Avec Oscar et la Dame Rose, Éric-Emmanuel Schmitt opte pour un conte sensible, loin de tout misérabilisme et sort la carte du loufoque merveilleux. Judith Magre illumine le Théâtre Rive-Gauche en bonne fée grossière. Une parenthèse enchantée aussi touchante que délicate. Après Danielle Darrieux et Anny Duperey, Schmitt a confié le rôle de Mamie-Rose à une autre légende du théâtre, Judith Magre. Presque quatre-vingt dix printemps au compteur et un appétit de jouer communicatif. Dans ce monologue difficile à aborder car bipartite, cette mamie en or vaut le détour.
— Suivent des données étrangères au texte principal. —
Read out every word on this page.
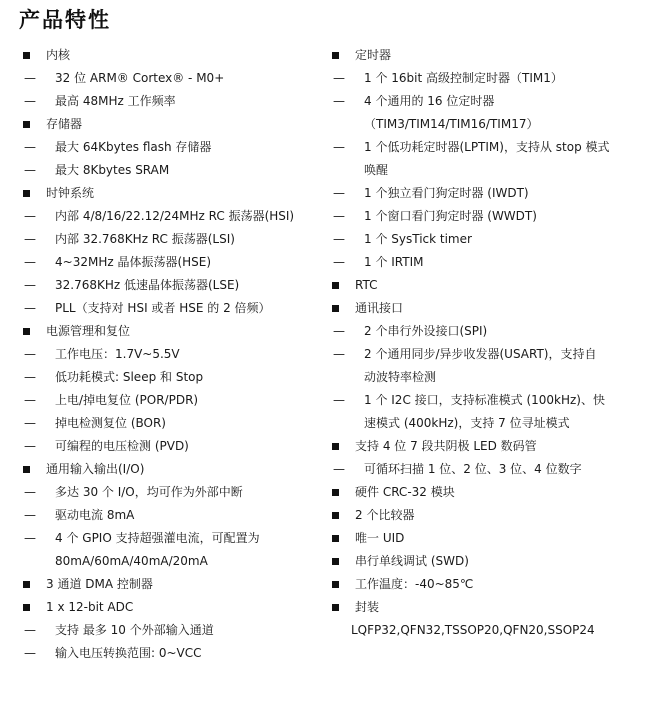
产品特性
内核
—	32 位 ARM® Cortex® - M0+
—	最高 48MHz 工作频率
存储器
—	最大 64Kbytes flash 存储器
—	最大 8Kbytes SRAM
时钟系统
—	内部 4/8/16/22.12/24MHz RC 振荡器(HSI)
—	内部 32.768KHz RC 振荡器(LSI)
—	4~32MHz 晶体振荡器(HSE)
—	32.768KHz 低速晶体振荡器(LSE)
—	PLL（支持对 HSI 或者 HSE 的 2 倍频）
电源管理和复位
—	工作电压：1.7V~5.5V
—	低功耗模式: Sleep 和 Stop
—	上电/掉电复位 (POR/PDR)
—	掉电检测复位 (BOR)
—	可编程的电压检测 (PVD)
通用输入输出(I/O)
—	多达 30 个 I/O，均可作为外部中断
—	驱动电流 8mA
—	4 个 GPIO 支持超强灌电流，可配置为
80mA/60mA/40mA/20mA
3 通道 DMA 控制器
1 x 12-bit ADC
—	支持 最多 10 个外部输入通道
—	输入电压转换范围: 0~VCC
定时器
—	1 个 16bit 高级控制定时器（TIM1）
—	4 个通用的 16 位定时器
（TIM3/TIM14/TIM16/TIM17）
—	1 个低功耗定时器(LPTIM)，支持从 stop 模式
唤醒
—	1 个独立看门狗定时器 (IWDT)
—	1 个窗口看门狗定时器 (WWDT)
—	1 个 SysTick timer
—	1 个 IRTIM
RTC
通讯接口
—	2 个串行外设接口(SPI)
—	2 个通用同步/异步收发器(USART)，支持自
动波特率检测
—	1 个 I2C 接口，支持标准模式 (100kHz)、快
速模式 (400kHz)，支持 7 位寻址模式
支持 4 位 7 段共阴极 LED 数码管
—	可循环扫描 1 位、2 位、3 位、4 位数字
硬件 CRC-32 模块
2 个比较器
唯一 UID
串行单线调试 (SWD)
工作温度：-40~85℃
封装
LQFP32,QFN32,TSSOP20,QFN20,SSOP24
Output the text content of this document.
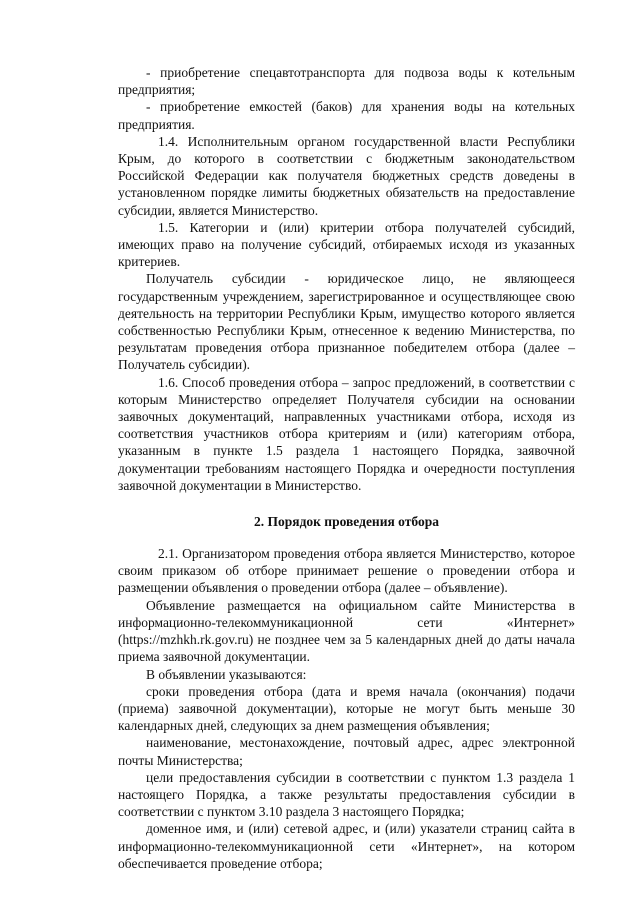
- приобретение спецавтотранспорта для подвоза воды к котельным предприятия;

- приобретение емкостей (баков) для хранения воды на котельных предприятия.

1.4. Исполнительным органом государственной власти Республики Крым, до которого в соответствии с бюджетным законодательством Российской Федерации как получателя бюджетных средств доведены в установленном порядке лимиты бюджетных обязательств на предоставление субсидии, является Министерство.

1.5. Категории и (или) критерии отбора получателей субсидий, имеющих право на получение субсидий, отбираемых исходя из указанных критериев.

Получатель субсидии - юридическое лицо, не являющееся государственным учреждением, зарегистрированное и осуществляющее свою деятельность на территории Республики Крым, имущество которого является собственностью Республики Крым, отнесенное к ведению Министерства, по результатам проведения отбора признанное победителем отбора (далее – Получатель субсидии).

1.6. Способ проведения отбора – запрос предложений, в соответствии с которым Министерство определяет Получателя субсидии на основании заявочных документаций, направленных участниками отбора, исходя из соответствия участников отбора критериям и (или) категориям отбора, указанным в пункте 1.5 раздела 1 настоящего Порядка, заявочной документации требованиям настоящего Порядка и очередности поступления заявочной документации в Министерство.

2. Порядок проведения отбора

2.1. Организатором проведения отбора является Министерство, которое своим приказом об отборе принимает решение о проведении отбора и размещении объявления о проведении отбора (далее – объявление).

Объявление размещается на официальном сайте Министерства в информационно-телекоммуникационной сети «Интернет» (https://mzhkh.rk.gov.ru) не позднее чем за 5 календарных дней до даты начала приема заявочной документации.

В объявлении указываются:

сроки проведения отбора (дата и время начала (окончания) подачи (приема) заявочной документации), которые не могут быть меньше 30 календарных дней, следующих за днем размещения объявления;

наименование, местонахождение, почтовый адрес, адрес электронной почты Министерства;

цели предоставления субсидии в соответствии с пунктом 1.3 раздела 1 настоящего Порядка, а также результаты предоставления субсидии в соответствии с пунктом 3.10 раздела 3 настоящего Порядка;

доменное имя, и (или) сетевой адрес, и (или) указатели страниц сайта в информационно-телекоммуникационной сети «Интернет», на котором обеспечивается проведение отбора;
Quand elle incarne Oscar, son air maussade et émerveillé à la fois la rajeunit prodigieusement. Quand elle endosse le costume de l’ex-catcheuse Rose, elle se montre d’une dévotion et d’une tendresse folle. Au fond, Judith Magre incarne la mamie qu’on aurait tous souhaité avoir : sa bienveillance et sa friponnerie en font une confidente idéale et le public ne s’y trompe pas en lui réservant un triomphe lors des saluts. Bouleversante et espiègle, elle porte la pièce sur ses frêles épaules vigoureuses.

Steve Suissa l’accompagne avec tact et réactive la fantaisie originale du texte en créant une atmosphère réconfortante et ludique. Le joli décor débordant de joujoux de Nils Zachariasen irisé de lumières bleutés évoque une chambre-cocon aussi bien qu’une chambre froide. Quelle bonne idée aussi d’avoir utilisé des peluches pour incarner les amis aux noms bizarres d’Oscar (Einstein, Pop-Corn…) ou un ballon bleu symbolisant Peggy Blue, la petite copine de notre garnement. Enfance et mort cohabitent alors dans un entre-deux onirique ravissant et troublant.

Oscar et la Dame Rose a conquis des millions de lecteurs car Schmitt a su inventer un conte atemporel et émouvant sur un sujet très touchy sans se vautrer dans une démonstration larmoyante. Judith Magre met du baume au cœur dans cette aventure si brève et si intense.